Seneca the Younger said...

You get this as O(n) because you're counting "extract public key by brute force" as the primitive operation.

So, I can turn your O(n) algorithm into a constant-time algorithm: simply establish as my counted operation doing n public-key extractions.

Go back to Knuth volume 1. Do not pass go.

taw said...

Seneca: It is constant time, as it does not depend on n. Brute forcing the key takes the same amount of time no matter what input length is.

Anonymous said...

Your problem has another input: whatever encryption algorithm you are using has a key of size m, and brute force cracking it is probably a search of the whole 2^m space. You are drawing bogus conclusions because you ignore m and it's what dominates your problem.

Your problem is O(n+2^m).

By your "of constant length" logic, this problem is O(1) because all inputs are constant. Just wait until you have the message, and then it's "of constant length", so O(1).

Anonymous said...

What have you been eating lately?

Antti said...

What you're basically saying is that the problem:

1. Wait a billion years
2. Solve an O(n) problem

is an O(n) problem.

Or simply that:

O(1) + O(n) == O(n),
even though the O(1) part has a really big constant factor.

But you're saying this in a really confusing way, implying that your so-called "constant time problem" - the problem of extracting the private key from the public key - is in fact a constant time problem. Technically, it is - with regard to the size of some other, seemingly related but completely different problem. But this does not change the fact that it still is an exponential-time, or NP-hard, problem with regard to its own size (the size of the public key).

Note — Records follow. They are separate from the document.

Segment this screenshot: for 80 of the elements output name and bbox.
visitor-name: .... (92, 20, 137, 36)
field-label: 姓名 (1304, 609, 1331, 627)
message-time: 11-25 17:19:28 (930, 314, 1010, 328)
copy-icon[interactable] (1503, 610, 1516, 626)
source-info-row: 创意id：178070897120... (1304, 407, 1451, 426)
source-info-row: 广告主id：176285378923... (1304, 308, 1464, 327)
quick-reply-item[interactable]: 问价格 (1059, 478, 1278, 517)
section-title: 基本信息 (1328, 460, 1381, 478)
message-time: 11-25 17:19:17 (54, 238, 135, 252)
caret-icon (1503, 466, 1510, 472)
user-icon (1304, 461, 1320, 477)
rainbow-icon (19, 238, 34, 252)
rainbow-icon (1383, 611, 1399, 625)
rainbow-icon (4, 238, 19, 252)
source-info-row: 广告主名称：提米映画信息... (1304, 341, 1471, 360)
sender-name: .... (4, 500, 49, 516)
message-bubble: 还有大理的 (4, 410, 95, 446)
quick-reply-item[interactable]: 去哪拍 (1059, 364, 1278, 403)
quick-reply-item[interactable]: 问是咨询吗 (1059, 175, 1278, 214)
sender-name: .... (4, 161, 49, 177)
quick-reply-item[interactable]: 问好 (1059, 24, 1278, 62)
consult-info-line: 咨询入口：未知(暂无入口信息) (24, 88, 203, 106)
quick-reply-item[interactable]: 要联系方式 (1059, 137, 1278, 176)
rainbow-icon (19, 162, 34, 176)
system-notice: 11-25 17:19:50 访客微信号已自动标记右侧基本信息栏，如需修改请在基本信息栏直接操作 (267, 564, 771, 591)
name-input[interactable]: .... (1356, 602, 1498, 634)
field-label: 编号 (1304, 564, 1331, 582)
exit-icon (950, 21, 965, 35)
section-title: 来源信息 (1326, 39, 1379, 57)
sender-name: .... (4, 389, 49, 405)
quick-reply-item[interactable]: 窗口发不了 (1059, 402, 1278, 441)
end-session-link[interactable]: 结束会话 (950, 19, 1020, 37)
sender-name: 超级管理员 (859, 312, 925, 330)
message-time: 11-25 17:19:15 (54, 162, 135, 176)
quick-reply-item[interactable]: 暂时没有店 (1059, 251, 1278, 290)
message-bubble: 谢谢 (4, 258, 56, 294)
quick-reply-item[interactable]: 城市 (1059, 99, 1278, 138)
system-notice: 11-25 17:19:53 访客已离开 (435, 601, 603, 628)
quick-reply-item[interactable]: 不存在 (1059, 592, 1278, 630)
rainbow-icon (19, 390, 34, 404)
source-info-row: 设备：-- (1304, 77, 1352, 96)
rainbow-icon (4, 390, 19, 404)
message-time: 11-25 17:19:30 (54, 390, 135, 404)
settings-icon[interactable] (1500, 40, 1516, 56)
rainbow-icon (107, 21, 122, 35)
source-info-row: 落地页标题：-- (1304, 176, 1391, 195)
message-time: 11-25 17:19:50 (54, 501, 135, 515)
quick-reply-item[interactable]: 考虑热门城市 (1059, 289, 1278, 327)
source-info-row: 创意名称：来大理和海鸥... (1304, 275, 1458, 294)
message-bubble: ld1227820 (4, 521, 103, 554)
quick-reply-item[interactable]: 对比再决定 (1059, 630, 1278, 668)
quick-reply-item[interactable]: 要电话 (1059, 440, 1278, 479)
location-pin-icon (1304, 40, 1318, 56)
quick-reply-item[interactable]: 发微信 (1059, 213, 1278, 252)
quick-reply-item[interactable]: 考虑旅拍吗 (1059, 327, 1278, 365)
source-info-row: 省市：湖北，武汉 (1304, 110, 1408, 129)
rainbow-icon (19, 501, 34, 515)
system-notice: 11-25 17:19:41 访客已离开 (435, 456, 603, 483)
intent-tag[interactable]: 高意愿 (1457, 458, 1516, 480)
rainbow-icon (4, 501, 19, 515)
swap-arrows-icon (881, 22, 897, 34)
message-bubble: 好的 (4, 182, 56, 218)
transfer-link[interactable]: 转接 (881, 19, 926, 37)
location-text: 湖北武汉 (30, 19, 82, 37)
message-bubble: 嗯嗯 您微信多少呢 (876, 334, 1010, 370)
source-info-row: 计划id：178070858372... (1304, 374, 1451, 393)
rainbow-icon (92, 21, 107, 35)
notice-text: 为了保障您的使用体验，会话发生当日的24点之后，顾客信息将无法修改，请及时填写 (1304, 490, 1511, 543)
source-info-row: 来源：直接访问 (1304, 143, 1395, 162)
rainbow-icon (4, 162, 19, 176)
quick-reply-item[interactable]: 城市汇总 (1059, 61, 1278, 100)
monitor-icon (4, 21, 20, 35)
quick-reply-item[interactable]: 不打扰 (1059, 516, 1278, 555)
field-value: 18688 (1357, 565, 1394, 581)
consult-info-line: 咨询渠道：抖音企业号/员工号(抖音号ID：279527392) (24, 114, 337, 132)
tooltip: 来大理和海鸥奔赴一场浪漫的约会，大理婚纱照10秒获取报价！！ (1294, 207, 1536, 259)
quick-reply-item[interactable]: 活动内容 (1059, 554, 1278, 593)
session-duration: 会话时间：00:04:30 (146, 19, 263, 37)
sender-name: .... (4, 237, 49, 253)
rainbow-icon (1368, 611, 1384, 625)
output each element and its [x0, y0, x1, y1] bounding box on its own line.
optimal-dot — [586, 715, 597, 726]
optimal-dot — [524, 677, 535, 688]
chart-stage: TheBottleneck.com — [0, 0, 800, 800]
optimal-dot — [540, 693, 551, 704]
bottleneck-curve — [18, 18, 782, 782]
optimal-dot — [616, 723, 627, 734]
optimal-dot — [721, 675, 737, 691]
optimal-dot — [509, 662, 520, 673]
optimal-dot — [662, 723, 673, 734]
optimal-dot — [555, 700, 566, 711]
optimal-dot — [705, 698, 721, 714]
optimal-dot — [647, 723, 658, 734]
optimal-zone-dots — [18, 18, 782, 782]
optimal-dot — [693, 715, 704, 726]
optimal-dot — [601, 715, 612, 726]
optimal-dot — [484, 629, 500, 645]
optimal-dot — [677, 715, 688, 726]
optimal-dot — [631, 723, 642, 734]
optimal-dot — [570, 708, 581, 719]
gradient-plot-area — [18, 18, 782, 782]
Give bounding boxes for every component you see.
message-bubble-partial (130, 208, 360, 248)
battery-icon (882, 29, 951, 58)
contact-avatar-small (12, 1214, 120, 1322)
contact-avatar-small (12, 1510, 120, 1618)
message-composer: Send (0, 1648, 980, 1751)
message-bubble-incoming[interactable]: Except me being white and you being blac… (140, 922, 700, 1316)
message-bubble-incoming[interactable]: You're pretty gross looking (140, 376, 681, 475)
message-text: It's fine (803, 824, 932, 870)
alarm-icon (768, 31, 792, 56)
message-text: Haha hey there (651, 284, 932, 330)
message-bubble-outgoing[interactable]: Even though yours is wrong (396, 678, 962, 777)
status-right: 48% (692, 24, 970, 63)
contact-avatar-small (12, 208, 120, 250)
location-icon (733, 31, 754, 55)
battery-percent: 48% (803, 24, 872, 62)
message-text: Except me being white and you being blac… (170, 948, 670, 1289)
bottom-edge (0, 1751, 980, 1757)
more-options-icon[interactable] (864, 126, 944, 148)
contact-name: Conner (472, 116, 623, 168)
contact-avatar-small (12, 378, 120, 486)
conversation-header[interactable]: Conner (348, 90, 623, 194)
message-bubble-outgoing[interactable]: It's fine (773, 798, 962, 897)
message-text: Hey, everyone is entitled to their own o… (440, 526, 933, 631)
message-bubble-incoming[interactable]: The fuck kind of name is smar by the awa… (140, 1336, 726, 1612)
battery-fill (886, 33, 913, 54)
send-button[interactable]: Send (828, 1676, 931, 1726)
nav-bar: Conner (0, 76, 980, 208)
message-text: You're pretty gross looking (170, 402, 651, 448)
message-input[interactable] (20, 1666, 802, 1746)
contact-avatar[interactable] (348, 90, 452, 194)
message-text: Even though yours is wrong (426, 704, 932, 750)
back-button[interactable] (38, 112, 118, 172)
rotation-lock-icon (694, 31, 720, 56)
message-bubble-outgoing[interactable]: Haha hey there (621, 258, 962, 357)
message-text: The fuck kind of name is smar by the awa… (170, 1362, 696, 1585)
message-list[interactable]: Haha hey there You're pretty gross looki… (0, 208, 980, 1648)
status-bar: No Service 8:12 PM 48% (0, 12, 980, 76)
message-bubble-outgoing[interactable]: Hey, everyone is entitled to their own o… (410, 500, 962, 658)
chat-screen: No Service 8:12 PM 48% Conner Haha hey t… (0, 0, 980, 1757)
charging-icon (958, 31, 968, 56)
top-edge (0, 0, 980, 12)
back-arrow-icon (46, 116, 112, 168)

The amount of information content in your blog post is negative. (The cat picture notwithstanding.)

Sandro Magi said...

Then you don't understand big-O analysis. The big-O for your algorithm is:

O(sign(msg) + factor(public key))
MAX(O(n), O(exp(m)))
where
m = key length
n = message length

O(exp(m)) dominates O(n), so this algorithm is O(exp(m)), not O(n).

Anonymous said...

thanks

digital signature Adobe said...

Although I am familiar with the terms but never good at their analysis.This seems a good discussion about Big o analysis of this algorithm.Initially I agreed with taw's argument but Sandro Magi also seems correct so can you help me concluding.